Further, the 1 drop is preferably about 0.1 to 30. mu.L, more preferably about 0.5 to 20. mu.L, and further preferably about 1 to 15. mu.L.

The present composition is effective for the prevention or treatment of dry eye. Dry eye is defined as "chronic diseases of tears and keratoconjunctival epithelium due to various factors, and is a disease accompanied by eye discomfort and abnormal vision", and keratoconjunctivitis sicca (KCS) is included in dry eye. In the present invention, the generation of dry eye symptoms due to the wearing of soft contact lenses is also included in dry eye.

The symptoms of dry eye include subjective symptoms such as dry eye, eye discomfort, eye fatigue, heaviness, photophobia, ophthalmalgia, and blurred vision (cloudiness), as well as objective manifestations such as hyperemia and corneal/conjunctival epithelial injury.

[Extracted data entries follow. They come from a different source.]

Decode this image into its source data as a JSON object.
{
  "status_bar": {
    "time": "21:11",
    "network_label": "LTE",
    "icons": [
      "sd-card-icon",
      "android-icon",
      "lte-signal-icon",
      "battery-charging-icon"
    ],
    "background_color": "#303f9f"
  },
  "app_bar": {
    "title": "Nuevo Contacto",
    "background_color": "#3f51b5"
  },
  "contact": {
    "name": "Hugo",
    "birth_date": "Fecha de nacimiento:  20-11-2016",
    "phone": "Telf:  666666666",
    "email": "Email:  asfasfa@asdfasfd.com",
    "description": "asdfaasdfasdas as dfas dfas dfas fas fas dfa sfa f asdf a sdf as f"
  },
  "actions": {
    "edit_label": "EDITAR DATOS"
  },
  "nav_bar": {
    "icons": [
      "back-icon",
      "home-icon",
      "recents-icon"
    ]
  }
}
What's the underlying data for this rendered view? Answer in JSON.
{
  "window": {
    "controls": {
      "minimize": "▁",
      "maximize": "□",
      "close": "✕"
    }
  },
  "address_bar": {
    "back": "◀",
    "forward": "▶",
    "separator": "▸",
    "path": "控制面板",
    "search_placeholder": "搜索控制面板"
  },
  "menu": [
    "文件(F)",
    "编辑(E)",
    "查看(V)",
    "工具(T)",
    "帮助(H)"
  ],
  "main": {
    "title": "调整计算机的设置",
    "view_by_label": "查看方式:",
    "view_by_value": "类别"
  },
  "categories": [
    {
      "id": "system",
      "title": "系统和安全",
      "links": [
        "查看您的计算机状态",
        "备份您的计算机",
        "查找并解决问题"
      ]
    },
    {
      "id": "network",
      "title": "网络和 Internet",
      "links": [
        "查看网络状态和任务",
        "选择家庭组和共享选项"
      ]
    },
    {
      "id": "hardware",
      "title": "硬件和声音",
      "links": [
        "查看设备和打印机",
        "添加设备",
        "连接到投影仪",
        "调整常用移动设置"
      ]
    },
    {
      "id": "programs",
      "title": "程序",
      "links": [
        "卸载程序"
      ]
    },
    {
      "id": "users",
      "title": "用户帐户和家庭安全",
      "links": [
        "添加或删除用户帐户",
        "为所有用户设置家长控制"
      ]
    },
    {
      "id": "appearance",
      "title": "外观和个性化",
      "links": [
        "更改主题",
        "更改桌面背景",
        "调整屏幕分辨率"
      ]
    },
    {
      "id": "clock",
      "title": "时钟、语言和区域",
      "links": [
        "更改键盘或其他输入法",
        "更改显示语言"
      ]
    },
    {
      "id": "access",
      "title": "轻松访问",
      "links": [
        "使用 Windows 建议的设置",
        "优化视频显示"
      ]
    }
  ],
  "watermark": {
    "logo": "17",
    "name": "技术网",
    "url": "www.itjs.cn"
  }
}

There are many unclear points about the causes of dry eye, but the following reasons have been reported: huggeren's syndrome (Sjogren's syndrome); congenital lacrimal disorder; sarcoidosis; graft Versus Host Disease (GVHD: Graft Versus Host Disease) due to bone marrow transplantation; ocular pemphigus (ocular pemphigoid); duffins-Johnson syndrome (Stevens-Johnson syndrome); lacrimal obstruction due to trachoma and the like; diabetes mellitus; a decrease in reflex secretion caused by corneal refractive correction surgery (LASIK: Laser (-assisted) in Situ Keratiomarieuss) or the like; meibomian gland dysfunction; reduction of oil layer due to blepharitis, etc.; blink dysfunction or eyelid closure dysfunction due to eyeball protrusion, rabbit eye, and the like; decreased mucin secretion from embryonic cells; VDT (visual Display terminals) operations; and so on.

The composition can be applied to the eyes of a patient with dry eye who wears soft contact lenses. Here, the term "eye-dropping the eye of a dry eye patient wearing a soft contact lens" means that an eye drop is dropped in a state where the soft contact lens is worn on the cornea of the dry eye patient.